Let’s talk about the experimental group.  The average rating for those who had their appeal denied in this group was a 7 out of 10!  Everything was the same, except for quite simply the initial impressions.  What we did up front carried weight through what could have been a negative perception by having the appeal denied.   

Evaluate the First Impression You Give

One goal here is for you to evaluate the first impression of your office.  When visitors arrive at your office, what do they see?  Do you have blank walls in the lobby and iron bars guarding your counters?  Or do you have a television monitor displaying county news, soft music playing in the background, and/or a method of greeting people when they arrive?  Are they inspired by your waiting area?  Are your department’s vision statement, mission statement, and core values on conspicuous display so visitors can see that your office is there for the betterment of the community?  Be a visitor for a minute.  Walk in and evaluate what you see.  Take all the time necessary to create a powerful and positive first impression, as draining as it may be, because it will pay dividends later.

Building a Culture that Promotes a Positive Experience

Once visitors have arrived, how can you continue that powerful and positive experience? Building a culture that embraces, dare I say captures, visitors can be done.  It should start within, however. 

Does each employee in your organization understand how important she or he is to the overall process and outcomes?

What is behind the scenes that many may not realize, whether it is the visitor or staff, is that our jobs have a much deeper impact than just those services on the forefront.  What we are doing goes on to benefit a plethora of nonprofits.  These are organizations that some people could not live without. 

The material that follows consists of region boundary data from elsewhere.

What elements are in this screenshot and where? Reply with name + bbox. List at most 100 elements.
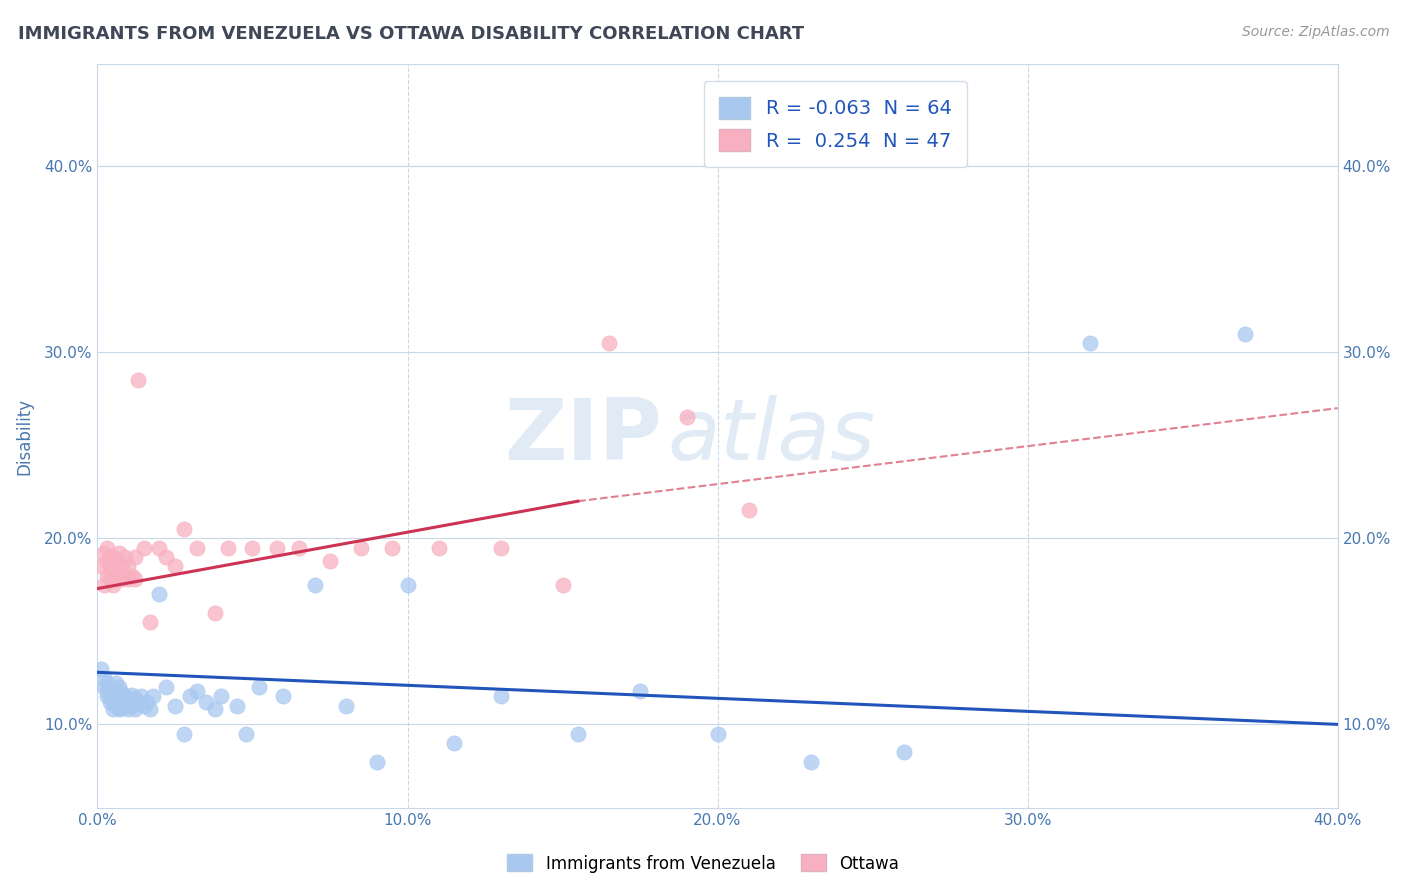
Point [204,606,226,620]
Point [204,702,226,716]
Point [217,541,239,555]
Point [98,684,121,698]
Point [186,684,208,698]
Point [350,541,373,555]
Point [98,695,121,709]
Point [93,546,115,560]
Point [706,727,728,741]
Point [226,698,249,713]
Point [211,690,233,704]
Point [136,695,159,709]
Point [93,671,115,685]
Point [101,686,124,700]
Point [98,559,121,574]
Point [148,541,170,555]
Point [366,755,388,769]
Point [132,541,155,555]
Point [121,568,143,582]
Point [288,541,311,555]
Point [173,522,195,536]
Point [114,568,136,582]
Point [108,688,131,702]
Point [108,695,131,709]
Text: IMMIGRANTS FROM VENEZUELA VS OTTAWA DISABILITY CORRELATION CHART: IMMIGRANTS FROM VENEZUELA VS OTTAWA DISA… [18,25,804,43]
Point [163,559,186,574]
Point [96,676,118,690]
Point [101,549,124,564]
Point [90,559,112,574]
Point [111,559,134,574]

Look at your jurisdiction’s budget to see everything that is funded.  If you want to know the importance of your role, look no further than these organizations that function at the grassroots level because of you. 

You may see some nonprofits, such as a rape crisis center, social and mental health nonprofits providing services for young children, and a nonprofit helping women and families navigate their journey to self-sufficiency, safety, and good health.  How humbling is it to be a part of funding such important organizations?  Remember, “an ounce of prevention is worth a pound of cure.”  Embrace that.